На ту пору в Баку жила его сестра.
В письме она рассказывала, как перед концом Михаил очень просил капусты. Купила капусты, крутнулась нести.
А тут дом обворовали. Паспорт стащили.
Живой рукой выхлопотала паспорт. Примчалась – вечор госпиталь пробомбили и Михаил погиб при военном действии.
Погиб.
В возрасте Христа.
Вскорости пришла мне выключка.[171]
«Сорок пятому году не досталось тетрадей —
За войну всю бумагу похоронки истратили
…»[172]20
У хорошего коня ровный бег,
у хорошего человека твёрдое слово.
В тридцать четыре я овдовела.
Но ещё долго давала вид хороший.
До сорока пяти всё звали девушкой. Всё сватались. Да только была я ко всем мышиным жеребчикам[173] дерзка. С перевивом.
Последний отказ мой был в сорок пять.
Прискакал тогда осенью один саракташский. Нагрянул из самой районной столицы! Стало быть, дери нос к небу. Кавалер всерайонного масштаба! Шишкарь!
Поздоровался с чересчур старательным поклоном, заложил руки за квадратную спинищу метр на метр, распавлинился и ну на рысях молча метаться с перевальцем из угла в угол по комнате, ровно тебе муравей в горячем котле.
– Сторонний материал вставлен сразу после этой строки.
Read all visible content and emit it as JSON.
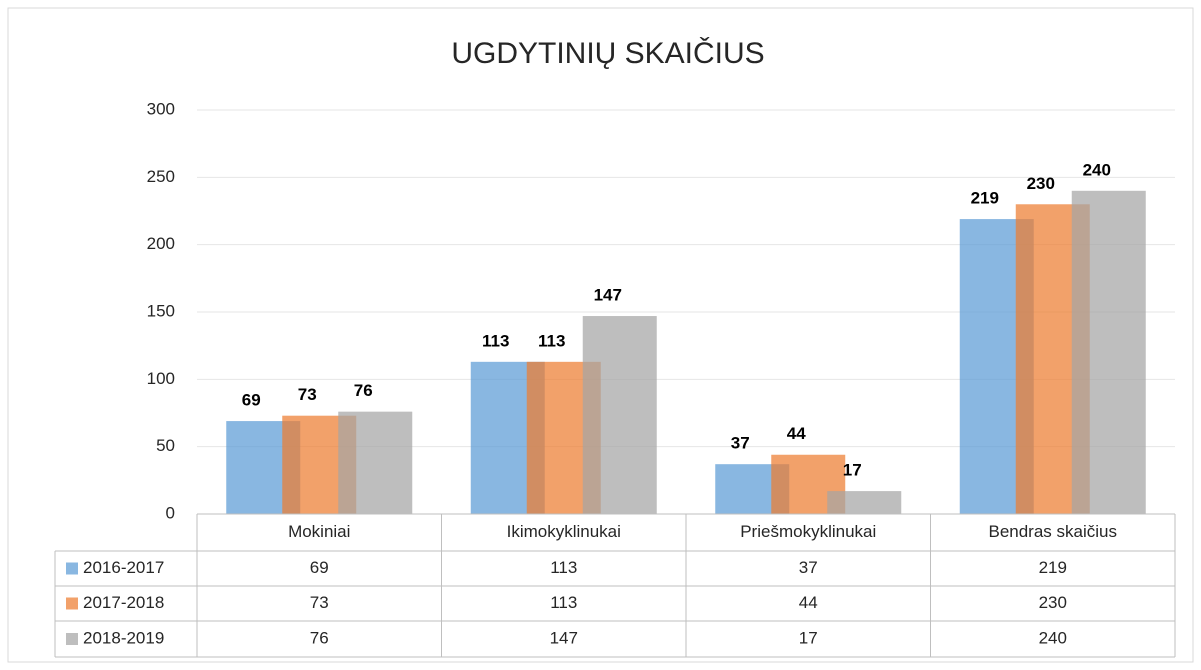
{
  "chart_data": {
    "type": "bar",
    "title": "UGDYTINIŲ SKAIČIUS",
    "categories": [
      "Mokiniai",
      "Ikimokyklinukai",
      "Priešmokyklinukai",
      "Bendras skaičius"
    ],
    "series": [
      {
        "name": "2016-2017",
        "color": "#5b9bd5",
        "values": [
          69,
          113,
          37,
          219
        ]
      },
      {
        "name": "2017-2018",
        "color": "#ed7d31",
        "values": [
          73,
          113,
          44,
          230
        ]
      },
      {
        "name": "2018-2019",
        "color": "#a5a5a5",
        "values": [
          76,
          147,
          17,
          240
        ]
      }
    ],
    "ylim": [
      0,
      300
    ],
    "yticks": [
      0,
      50,
      100,
      150,
      200,
      250,
      300
    ],
    "grid": true
  }
}
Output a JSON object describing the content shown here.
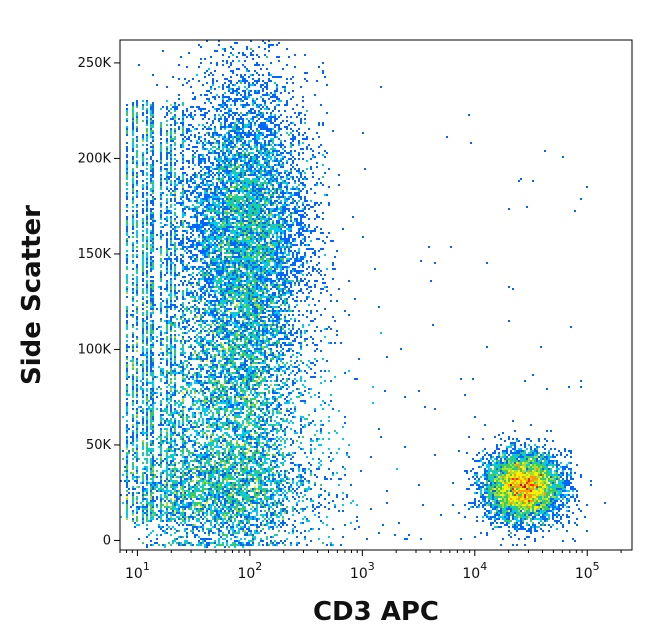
{
  "chart_data": {
    "type": "scatter",
    "subtype": "flow-cytometry-density-dot-plot",
    "title": "",
    "xlabel": "CD3 APC",
    "ylabel": "Side Scatter",
    "x_scale": "log",
    "xlim": [
      7,
      250000
    ],
    "ylim": [
      -5000,
      262000
    ],
    "x_ticks": [
      {
        "value": 10,
        "base": "10",
        "exp": "1"
      },
      {
        "value": 100,
        "base": "10",
        "exp": "2"
      },
      {
        "value": 1000,
        "base": "10",
        "exp": "3"
      },
      {
        "value": 10000,
        "base": "10",
        "exp": "4"
      },
      {
        "value": 100000,
        "base": "10",
        "exp": "5"
      }
    ],
    "y_ticks": [
      {
        "value": 0,
        "label": "0"
      },
      {
        "value": 50000,
        "label": "50K"
      },
      {
        "value": 100000,
        "label": "100K"
      },
      {
        "value": 150000,
        "label": "150K"
      },
      {
        "value": 200000,
        "label": "200K"
      },
      {
        "value": 250000,
        "label": "250K"
      }
    ],
    "grid": false,
    "legend": "none",
    "color_scale": [
      "#0000cc",
      "#0066ff",
      "#00ccee",
      "#33cc66",
      "#aadd33",
      "#ffee00",
      "#ff9900",
      "#ff2200",
      "#cc0000"
    ],
    "populations": [
      {
        "name": "cd3-negative-main",
        "center_x": 90,
        "center_y": 160000,
        "spread_x_decades": 0.28,
        "spread_y": 42000,
        "count": 9000,
        "density": "high"
      },
      {
        "name": "cd3-negative-lower",
        "center_x": 70,
        "center_y": 70000,
        "spread_x_decades": 0.35,
        "spread_y": 30000,
        "count": 5000,
        "density": "medium"
      },
      {
        "name": "cd3-negative-base",
        "center_x": 60,
        "center_y": 25000,
        "spread_x_decades": 0.4,
        "spread_y": 15000,
        "count": 3500,
        "density": "medium"
      },
      {
        "name": "cd3-positive",
        "center_x": 27000,
        "center_y": 28000,
        "spread_x_decades": 0.17,
        "spread_y": 9000,
        "count": 5500,
        "density": "very-high"
      },
      {
        "name": "sparse-scatter",
        "x_range": [
          200,
          100000
        ],
        "y_range": [
          0,
          260000
        ],
        "count": 140,
        "density": "low"
      }
    ]
  }
}
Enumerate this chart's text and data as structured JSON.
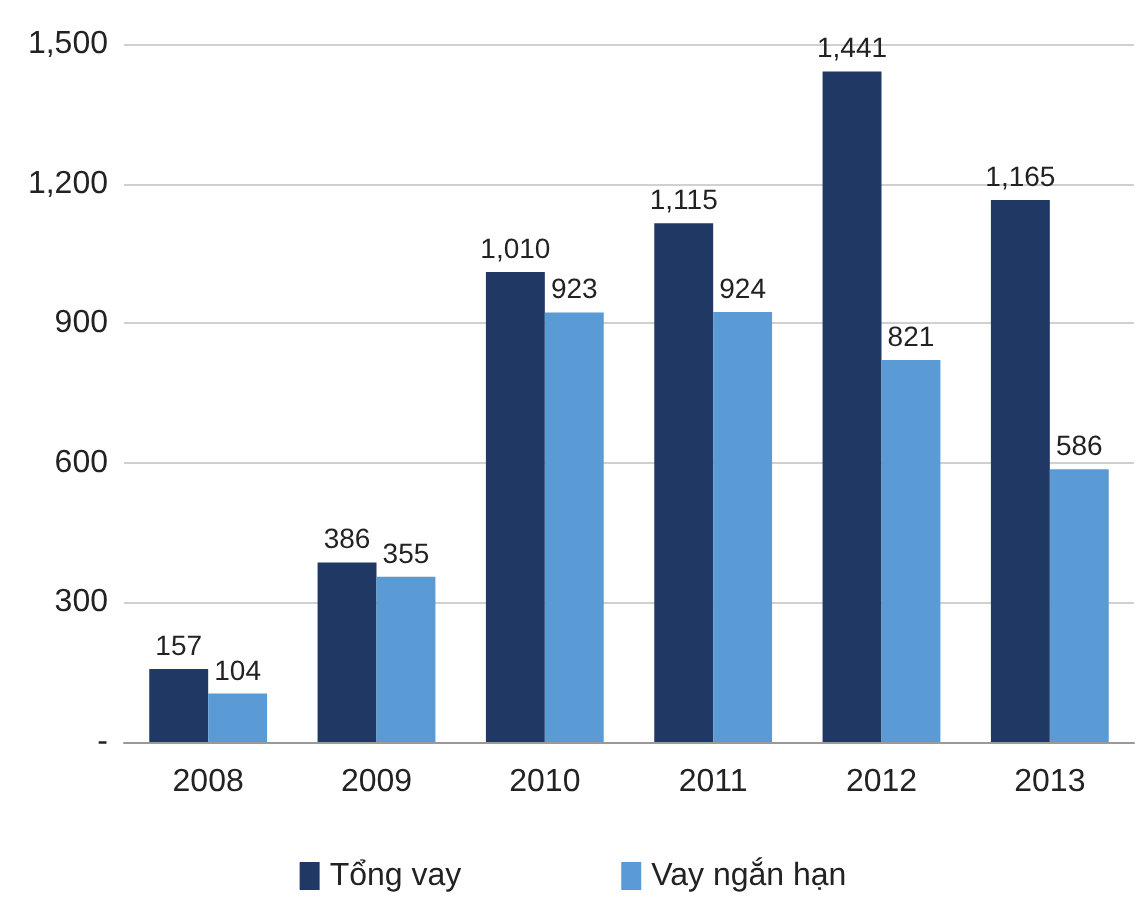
{
  "chart_data": {
    "type": "bar",
    "categories": [
      "2008",
      "2009",
      "2010",
      "2011",
      "2012",
      "2013"
    ],
    "series": [
      {
        "name": "Tổng vay",
        "color": "#1f3864",
        "values": [
          157,
          386,
          1010,
          1115,
          1441,
          1165
        ],
        "value_labels": [
          "157",
          "386",
          "1,010",
          "1,115",
          "1,441",
          "1,165"
        ]
      },
      {
        "name": "Vay ngắn hạn",
        "color": "#5b9bd5",
        "values": [
          104,
          355,
          923,
          924,
          821,
          586
        ],
        "value_labels": [
          "104",
          "355",
          "923",
          "924",
          "821",
          "586"
        ]
      }
    ],
    "ylim": [
      0,
      1500
    ],
    "yticks": [
      {
        "value": 0,
        "label": "-"
      },
      300,
      600,
      900,
      {
        "value": 1200,
        "label": "1,200"
      },
      {
        "value": 1500,
        "label": "1,500"
      }
    ],
    "grid": "y",
    "legend": "bottom"
  }
}
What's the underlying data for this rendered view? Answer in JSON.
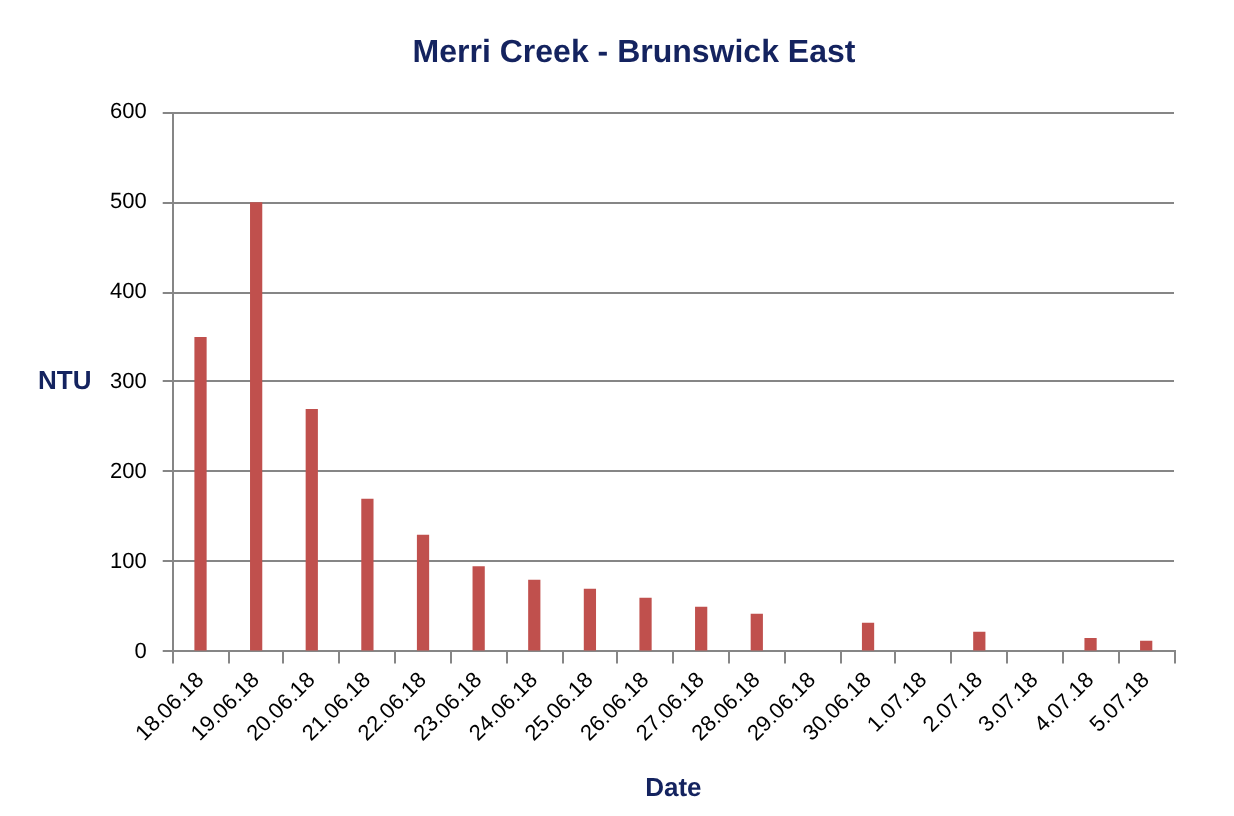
{
  "chart_data": {
    "type": "bar",
    "title": "Merri Creek - Brunswick East",
    "xlabel": "Date",
    "ylabel": "NTU",
    "categories": [
      "18.06.18",
      "19.06.18",
      "20.06.18",
      "21.06.18",
      "22.06.18",
      "23.06.18",
      "24.06.18",
      "25.06.18",
      "26.06.18",
      "27.06.18",
      "28.06.18",
      "29.06.18",
      "30.06.18",
      "1.07.18",
      "2.07.18",
      "3.07.18",
      "4.07.18",
      "5.07.18"
    ],
    "values": [
      350,
      500,
      270,
      170,
      130,
      95,
      80,
      70,
      60,
      50,
      42,
      null,
      32,
      null,
      22,
      null,
      15,
      12
    ],
    "color": "#c0504d",
    "ylim": [
      0,
      600
    ],
    "yticks": [
      0,
      100,
      200,
      300,
      400,
      500,
      600
    ],
    "grid": "y"
  }
}
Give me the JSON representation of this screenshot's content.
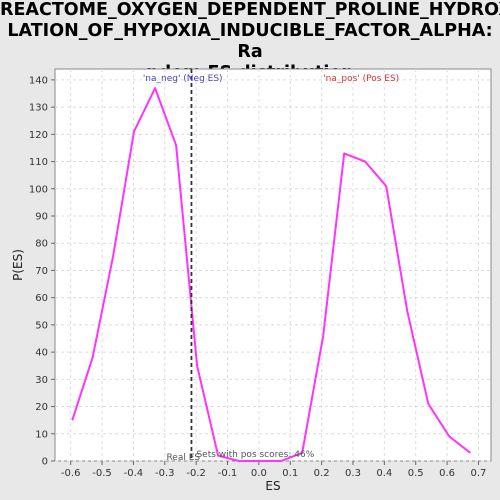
{
  "chart_data": {
    "type": "line",
    "title_line1": "REACTOME_OXYGEN_DEPENDENT_PROLINE_HYDROXY",
    "title_line2": "LATION_OF_HYPOXIA_INDUCIBLE_FACTOR_ALPHA: Ra",
    "title_line3": "ndom ES distribution",
    "xlabel": "ES",
    "ylabel": "P(ES)",
    "xlim": [
      -0.65,
      0.74
    ],
    "ylim": [
      0,
      144
    ],
    "xticks": [
      -0.6,
      -0.5,
      -0.4,
      -0.3,
      -0.2,
      -0.1,
      0.0,
      0.1,
      0.2,
      0.3,
      0.4,
      0.5,
      0.6,
      0.7
    ],
    "xtick_labels": [
      "-0.6",
      "-0.5",
      "-0.4",
      "-0.3",
      "-0.2",
      "-0.1",
      "0.0",
      "0.1",
      "0.2",
      "0.3",
      "0.4",
      "0.5",
      "0.6",
      "0.7"
    ],
    "yticks": [
      0,
      10,
      20,
      30,
      40,
      50,
      60,
      70,
      80,
      90,
      100,
      110,
      120,
      130,
      140
    ],
    "ytick_labels": [
      "0",
      "10",
      "20",
      "30",
      "40",
      "50",
      "60",
      "70",
      "80",
      "90",
      "100",
      "110",
      "120",
      "130",
      "140"
    ],
    "grid": true,
    "series": [
      {
        "color": "#ff33ff",
        "x": [
          -0.595,
          -0.53,
          -0.465,
          -0.398,
          -0.331,
          -0.264,
          -0.197,
          -0.13,
          -0.063,
          0.004,
          0.071,
          0.138,
          0.205,
          0.272,
          0.339,
          0.406,
          0.473,
          0.54,
          0.607,
          0.674
        ],
        "y": [
          15,
          38,
          75,
          121,
          137,
          116,
          35,
          2,
          0,
          0,
          0,
          3,
          46,
          113,
          110,
          101,
          55,
          21,
          9,
          3
        ]
      }
    ],
    "real_es_line": {
      "x": -0.215,
      "color": "#333333"
    },
    "annotations": {
      "neg_label": "'na_neg' (Neg ES)",
      "neg_color": "#4444cc",
      "pos_label": "'na_pos' (Pos ES)",
      "pos_color": "#dd3333",
      "real_es_label": "Real ES",
      "sets_label": "Sets with pos scores: 46%",
      "label_color": "#555555"
    }
  }
}
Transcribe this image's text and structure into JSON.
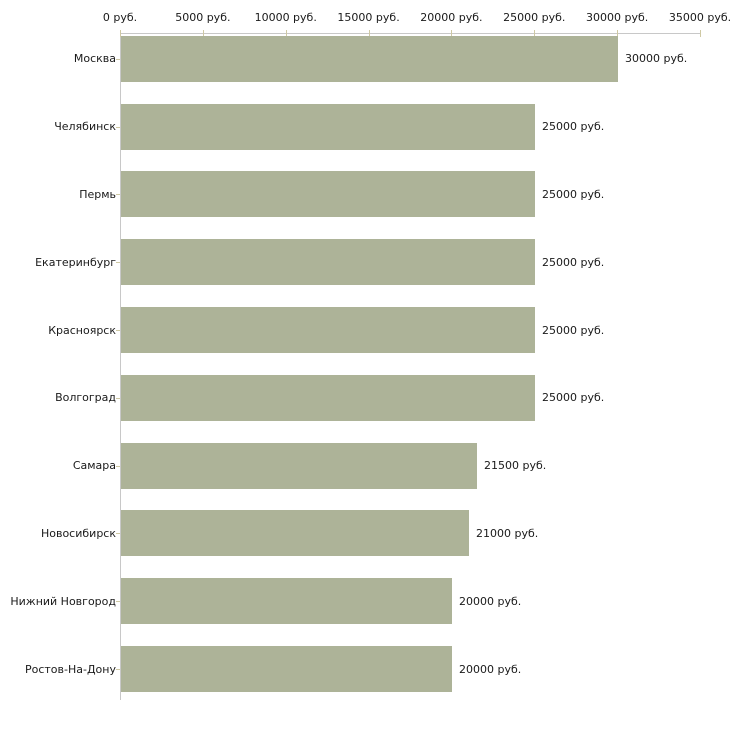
{
  "chart_data": {
    "type": "bar",
    "orientation": "horizontal",
    "title": "",
    "categories": [
      "Москва",
      "Челябинск",
      "Пермь",
      "Екатеринбург",
      "Красноярск",
      "Волгоград",
      "Самара",
      "Новосибирск",
      "Нижний Новгород",
      "Ростов-На-Дону"
    ],
    "values": [
      30000,
      25000,
      25000,
      25000,
      25000,
      25000,
      21500,
      21000,
      20000,
      20000
    ],
    "value_labels": [
      "30000 руб.",
      "25000 руб.",
      "25000 руб.",
      "25000 руб.",
      "25000 руб.",
      "25000 руб.",
      "21500 руб.",
      "21000 руб.",
      "20000 руб.",
      "20000 руб."
    ],
    "x_ticks": [
      "0 руб.",
      "5000 руб.",
      "10000 руб.",
      "15000 руб.",
      "20000 руб.",
      "25000 руб.",
      "30000 руб.",
      "35000 руб."
    ],
    "xlim": [
      0,
      35000
    ],
    "unit": "руб.",
    "xlabel": "",
    "ylabel": "",
    "legend": "none",
    "grid": "off",
    "colors": {
      "bar": "#adb398",
      "axis_line": "#c8c8c8",
      "tick_mark": "#cfc9a4",
      "text": "#1a1a1a",
      "background": "#ffffff"
    }
  }
}
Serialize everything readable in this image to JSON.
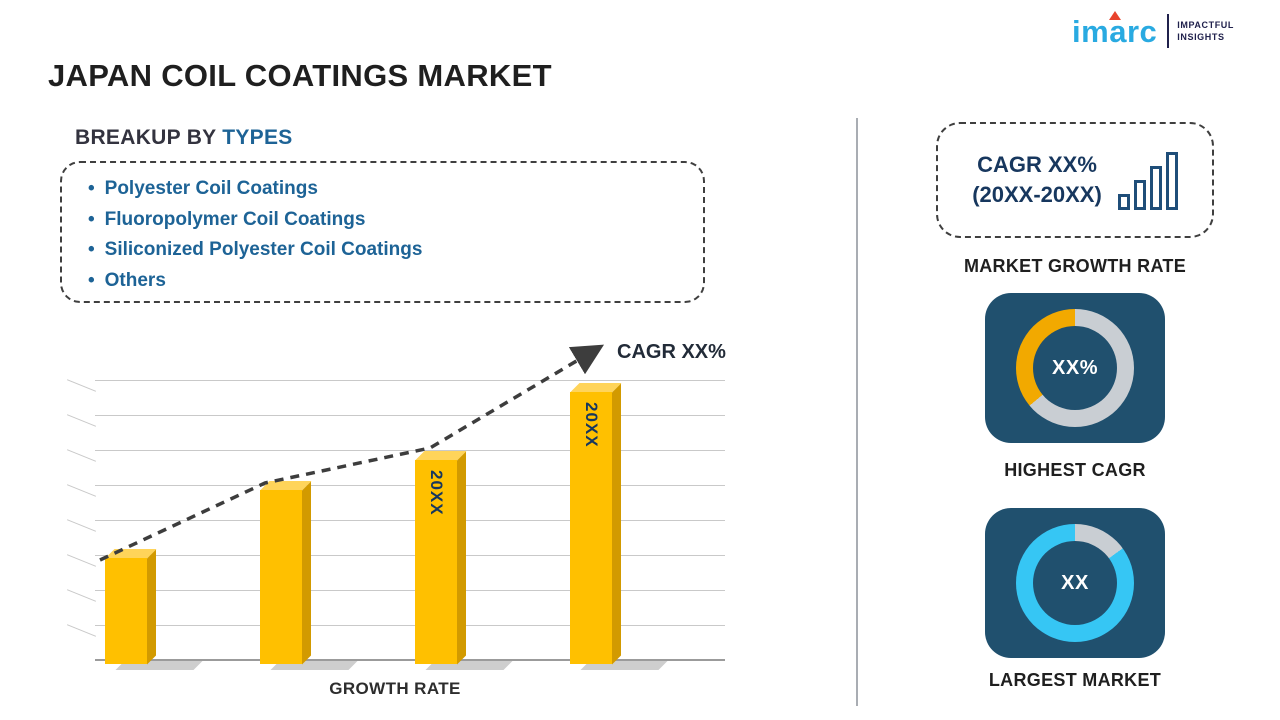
{
  "page": {
    "title": "JAPAN COIL COATINGS MARKET"
  },
  "logo": {
    "brand": "imarc",
    "tagline_line1": "IMPACTFUL",
    "tagline_line2": "INSIGHTS"
  },
  "breakup": {
    "heading_prefix": "BREAKUP BY ",
    "heading_accent": "TYPES",
    "items": [
      "Polyester Coil Coatings",
      "Fluoropolymer Coil Coatings",
      "Siliconized Polyester Coil Coatings",
      "Others"
    ]
  },
  "chart_data": {
    "type": "bar",
    "title": "",
    "categories": [
      "",
      "",
      "20XX",
      "20XX"
    ],
    "values": [
      28,
      46,
      54,
      72
    ],
    "ylim": [
      0,
      80
    ],
    "xlabel": "GROWTH RATE",
    "ylabel": "",
    "grid": "horizontal",
    "legend": "none",
    "annotation": "CAGR XX%",
    "trendline": "dashed ascending arrow across bar tops"
  },
  "right_panel": {
    "growth_card": {
      "line1": "CAGR XX%",
      "line2": "(20XX-20XX)",
      "label": "MARKET GROWTH RATE"
    },
    "highest_cagr": {
      "value": "XX%",
      "label": "HIGHEST CAGR",
      "fraction": 0.36,
      "accent_color": "#f2a900",
      "track_color": "#c9ced3"
    },
    "largest_market": {
      "value": "XX",
      "label": "LARGEST MARKET",
      "fraction": 0.85,
      "accent_color": "#36c6f4",
      "track_color": "#c9ced3"
    }
  },
  "colors": {
    "accent-blue": "#1d6396",
    "navy-text": "#17375e",
    "bar-yellow": "#ffc000",
    "bar-yellow-dark": "#d29a00",
    "bar-yellow-light": "#ffd45a",
    "tile-blue": "#20506e",
    "logo-cyan": "#29aae1",
    "logo-red": "#e8432d",
    "line-gray": "#c9c9c9"
  }
}
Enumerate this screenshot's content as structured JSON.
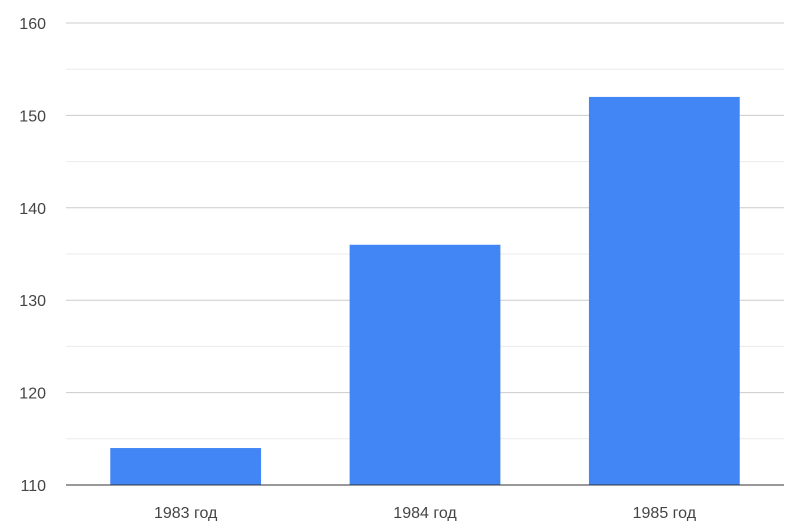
{
  "chart_data": {
    "type": "bar",
    "categories": [
      "1983 год",
      "1984 год",
      "1985 год"
    ],
    "values": [
      114,
      136,
      152
    ],
    "title": "",
    "xlabel": "",
    "ylabel": "",
    "ylim": [
      110,
      160
    ],
    "y_ticks": [
      "110",
      "120",
      "130",
      "140",
      "150",
      "160"
    ],
    "y_minor_step": 5,
    "grid": true,
    "legend": "none",
    "colors": {
      "bar": "#4285f4",
      "major_grid": "#cccccc",
      "minor_grid": "#ebebeb",
      "baseline": "#333333",
      "text": "#444444"
    }
  }
}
Иль его, думаю, волнение забирает, на что никак вроде не похоже. Иль крупно запаздывает ещё куда. А сюда дождюрой его вбило. Пережидает.
А что, думаю, вот забегается бабыляй в смерть? Угорит? На кой-то мне такой барыш? Я и спроси масштабного жениха (а громадища был, с печку):
– А вы извините мне, кургузой душе, мою жёлтинску прямоту. Вы что ж, укушенный[174] будете?
А он как с перевальцем распохаживал, так и распохаживает всё в одной силе.
Чудится, ни под каким видом не слышит.
Только подумала я, что не слышит, как он, чисто тебе в пику, посерёдке комнаты стал хорошим столбом и спокойнушко так входит в ответ. Будто никакой молчанки и шнырянья не было и в помине:
– Нет. Из нетронутых буду я… Не разводник…[175] И дня не цвёл в семейном раю. Но жутко позывает. Оченно чувствительно кизикает меня это дело. Таких в Саракташе и в округе на две тыщи вёрст не водится. Холостой – полчеловека! А в немецкой стороне цена холостому и того плоше. Знаете, как у немцев будет холостяк?
– Скажете – узнаю.
– Альткинд. Перевести если – старый ребёнок. Страшно-то что! Навроде и не был взрослым, навроде ребятёнком так и износился. Остарел. Никакой почки от тебя. Никакой веточки. Никакого своего и самого тоненького корешка не пустил в русский в народушко. Так и засох дитятей-пустоцветом.
– Ну на что эдако стращать-то себя? – Жалость берёт душу мою в мягкие коготочки. – Повстречаете ещё.
– Вдогонку своей судьбине я не поклонюсь. Будто по злому року моей фамилии всё рассохлось… Велик телом, да мал делом… В моём возрасте уже… На лужок с чужими внучками не жиманёшь. Зазорно да и некогда. Всё то война, то работа… Ждучи поп усопших, да и сам уснул. За беготной за работой за моей – а, поперёк её! – так вот скапустишься и жениться позабудешь. А ведь грешен. Ну манит же, чтоб-с и жена сияла при мне в ясной наличности, и бельмешок[176] чтоб-с святой окроплял водичкой своей мне коленья по праздникам. Хоть бы одинёшек колосочек выколыхати на разводку… До-о-о-ро-го бы дал, абы до внуков до своих докашлять. Эвона какой я наполеонище! А сам же, каюсь, боюсь Вашу сестру. Будто землетрясения векового!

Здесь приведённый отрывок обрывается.